Ему становилось легче от ее распахнутой, бесстыжей простоты, от доверчивости. Вот если бы всегда она была такая! Он спросил:

— Скажи, за что ты меня любишь, Ольга? Я недоучка, не знаменитость, не певец…

— За то, что ты Коля, — дурачилась она.

Впрочем, он сознался, что немножко кривил душой: для него еще не пропала надежда сделать кое-что в жизни. Осенью он совсем было начал хлопотать о приеме в университет, на один из последних курсов; правда, это очень трудно, но через Калабуха, благодаря его весу и связям, он уверен, можно было добиться. Что же, Соустину сейчас тридцать четыре года, к тридцати шести он кончил бы; его, несомненно, оставили бы для научной работы, он это чувствует во внутренней своей зарядке. Химия! Соустина охватил припадок говорливости, хотелось говорить, говорить… Вот у него есть товарищ, по фамилии Бохон, они учились вместе, Соустин иногда даже помогал ему кое в чем. А теперь про Бохона пишут в специальных журналах; ему, например, удалось. то, что никому и никогда не удавалось, — получить метил в свободном состоянии, то есть це-аш-три. И разве в подобных же условиях не добился бы того же Соустин? Он думал работать именно над углеводами.

— Но ты сделала так, что у меня руки опустились. Серьезно, никакой энергии не стало ни устраиваться, ни хлопотать. Упустил и время и возможность. Эх, Ольга!

Такая горечь переломила голос, что женщина даже не возразила ничего, только прижалась виновато. Под берегом нежилая, осенняя вода поблескивала, отражая фонари.

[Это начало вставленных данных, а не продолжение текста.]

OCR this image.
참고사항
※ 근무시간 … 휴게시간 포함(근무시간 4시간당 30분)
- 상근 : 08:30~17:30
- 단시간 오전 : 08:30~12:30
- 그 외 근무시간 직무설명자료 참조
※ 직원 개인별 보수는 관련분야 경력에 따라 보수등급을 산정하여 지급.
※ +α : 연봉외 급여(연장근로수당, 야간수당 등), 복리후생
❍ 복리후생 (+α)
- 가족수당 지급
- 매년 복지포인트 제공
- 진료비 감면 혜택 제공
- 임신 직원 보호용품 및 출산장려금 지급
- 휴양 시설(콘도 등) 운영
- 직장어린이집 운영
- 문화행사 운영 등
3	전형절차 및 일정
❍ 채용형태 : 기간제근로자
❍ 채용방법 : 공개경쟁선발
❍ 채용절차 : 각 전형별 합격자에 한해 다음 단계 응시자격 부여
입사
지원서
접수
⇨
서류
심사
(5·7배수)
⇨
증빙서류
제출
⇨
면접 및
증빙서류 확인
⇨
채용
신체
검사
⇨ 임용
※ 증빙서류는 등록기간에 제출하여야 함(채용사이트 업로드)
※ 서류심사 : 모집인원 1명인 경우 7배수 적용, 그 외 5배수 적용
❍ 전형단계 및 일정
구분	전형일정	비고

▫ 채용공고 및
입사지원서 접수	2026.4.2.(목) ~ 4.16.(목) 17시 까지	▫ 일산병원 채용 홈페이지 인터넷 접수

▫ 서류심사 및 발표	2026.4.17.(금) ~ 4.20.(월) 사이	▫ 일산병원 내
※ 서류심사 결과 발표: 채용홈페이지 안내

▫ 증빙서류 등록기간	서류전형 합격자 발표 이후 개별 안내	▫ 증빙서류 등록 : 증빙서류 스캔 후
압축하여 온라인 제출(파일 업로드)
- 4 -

— Смотри, похоже на море? — усмехнулась Ольга.

Прохожие, неотстанно любопытствуя, оглядывались на прислонившуюся к перилам бесприютную парочку. Вот как досталось им опять увидеться вместе.

— Ну, скажи,скажи правду хоть сейчас, что у тебя с ним было?

— Повторяю тебе, ни с кем и ничего. Я ждала твоего приезда, скучала, нужно же было с кем-то убить время.

Она говорила очень твердо и сухо, такому голосу нельзя было не поверить. Да, вероятно, он сам больше, навоображал тогда.

— Но чего мне это стоило, Ольга!..

Он волновался, потому что пришло наконец время рассказать ей все, начиная с того момента, как сбежал тогда и сел на катер. Казнить ее этим рассказом… Сначала была Ялта, где он один ходил пять дней в раскаленном бреду. Голые тела валялись всюду на солнце, роскошные ночи опускались потом на парки и на берег, он в мыслях видел Ольгу, ее забвенье с кем-нибудь на таком берегу, и оставалось только стонать. Тогда Соустин решил бежать с южного берега. Он выбрал Евпаторию. Была на пути еще ночь в Севастополе, обрывки опереточной музыки на бульваре. С какой-то девушкой разговаривал над морем, потом — музыка еще продолжала играть, а он корчился один на постели в гостинице. Евпатория предстала утром своими трамваями, городскими вывесками, выжженной, безутешной равнинностью, и сердце заколотилось оттого, что в такую безрассудную даль заехал от Ольги, от праздничных гор…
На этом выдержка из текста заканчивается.